Il fatto è, spiega ancora il presidente del Censis, che «c’è anche un problema di appagamento, di una lunga corsa; diciamolo pure, di ricchezza relativa che non spinge più a rimettersi in gioco». Gli italiani sono «soli senza valori; soli senza più desideri». «Il rancore sociale evita la protesta e si trasforma in risentimento impotente, che è sedato cancellando il proprio interesse verso una vita pubblica che non funziona» è il quadro tracciato da Carlo Carboni, professore di sociologia economica ad Ancora. Per Carboni, è il disinteresse impolitico, il disimpegno diffuso il vero «male culturale italiano» e la defezione dal voto è la conseguenza «del crollo delle grandi convinzioni condivise nella società, compresa l’utopia liberista che lo stato democratico possa fare a meno della partecipazione dei cittadini». Il rischio è davvero quello di diventare un Paese a «irresponsabilità illimitata». Sarà forse per questo che in Italia non si vede l’avanzata di partiti di sinistra, anche radicali, come è avvenuto in Grecia e in Francia? Angelo D’Orsi insiste nel voler vedere il bicchiere mezzo pieno. Ciò che fa la differenza, rispetto al passato, è il fatto che, per restare al caso Grillo, «il Movimento 5 Stelle punta su due elementi assenti all’inizio degli anni Novanta: la rappresentanza e la partecipazione. E’ un vero tentativo di ritorno alla piazza, ciò che ha determinato il successo del movimento di Grillo e l’afflusso di persone che magari non condividono tutto o non hanno particolare simpatia per il comico genovese. E’ un altro tipo di politica - aggiunge D’Orsi - più autentica, la politica dell’agorà.
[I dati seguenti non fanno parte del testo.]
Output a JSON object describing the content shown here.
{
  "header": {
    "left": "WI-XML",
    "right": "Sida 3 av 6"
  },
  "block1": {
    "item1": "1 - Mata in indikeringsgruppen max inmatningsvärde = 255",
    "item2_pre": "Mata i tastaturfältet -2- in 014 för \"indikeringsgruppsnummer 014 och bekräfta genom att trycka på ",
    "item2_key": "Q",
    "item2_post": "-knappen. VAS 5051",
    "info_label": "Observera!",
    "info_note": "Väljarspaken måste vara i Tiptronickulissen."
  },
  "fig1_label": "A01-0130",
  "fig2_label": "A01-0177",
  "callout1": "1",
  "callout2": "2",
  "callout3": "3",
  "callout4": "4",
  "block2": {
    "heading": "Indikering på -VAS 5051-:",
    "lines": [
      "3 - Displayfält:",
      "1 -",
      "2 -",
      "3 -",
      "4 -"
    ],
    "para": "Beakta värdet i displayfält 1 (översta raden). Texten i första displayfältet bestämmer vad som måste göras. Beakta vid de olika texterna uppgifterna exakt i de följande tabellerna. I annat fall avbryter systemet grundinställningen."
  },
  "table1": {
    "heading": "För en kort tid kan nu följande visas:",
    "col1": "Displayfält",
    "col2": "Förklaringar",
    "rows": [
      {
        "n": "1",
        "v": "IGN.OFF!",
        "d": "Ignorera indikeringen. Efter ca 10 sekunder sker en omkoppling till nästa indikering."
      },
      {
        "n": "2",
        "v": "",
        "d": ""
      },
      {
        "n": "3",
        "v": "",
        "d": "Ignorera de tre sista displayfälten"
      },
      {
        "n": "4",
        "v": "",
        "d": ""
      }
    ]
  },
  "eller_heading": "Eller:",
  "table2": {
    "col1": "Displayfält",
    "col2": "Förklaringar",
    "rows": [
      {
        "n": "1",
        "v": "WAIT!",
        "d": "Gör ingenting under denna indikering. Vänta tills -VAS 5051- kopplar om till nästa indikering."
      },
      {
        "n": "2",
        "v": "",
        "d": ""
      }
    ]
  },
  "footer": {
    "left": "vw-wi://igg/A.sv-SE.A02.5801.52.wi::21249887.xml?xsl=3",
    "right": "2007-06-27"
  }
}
I cittadini sembrano voler tornare a fare politica in prima persona. I partiti non li rappresentano e non li soddisfano e gli stanno ritirando la delega, riprendendola nelle propri mani. Questo è il messaggio». Saranno solo i grillini a raccoglierlo? Ilvo Diamanti è convinto che «mai come oggi lo spazio politico, in Italia, è apparso tanto aperto». Per Franco Russo, però, «a sinistra si può ricostruire una rappresentanza politica degna di questo nome se sapremo fare riferimento a tutte le forze sociali che esprimono un’istanza di cambiamento, riattivare il conflitto sociale e dargli la dignità che merita. Altrimenti continueremo ad avere solo ceti politici autoreferenziali, generali senza esercito». Pessimismo della ragione, ottimismo della volontà? «Siamo nella classica situazione gramsciana - conclude D’Orsi - C’è la possibilità di un’uscita da destra e di un’uscita da sinistra; di uscirne in modo virtuoso e di uscirne in modo catastrofico». Che abbiano ragione i cinesi a sostenere che le crisi sono anche un’opportunità?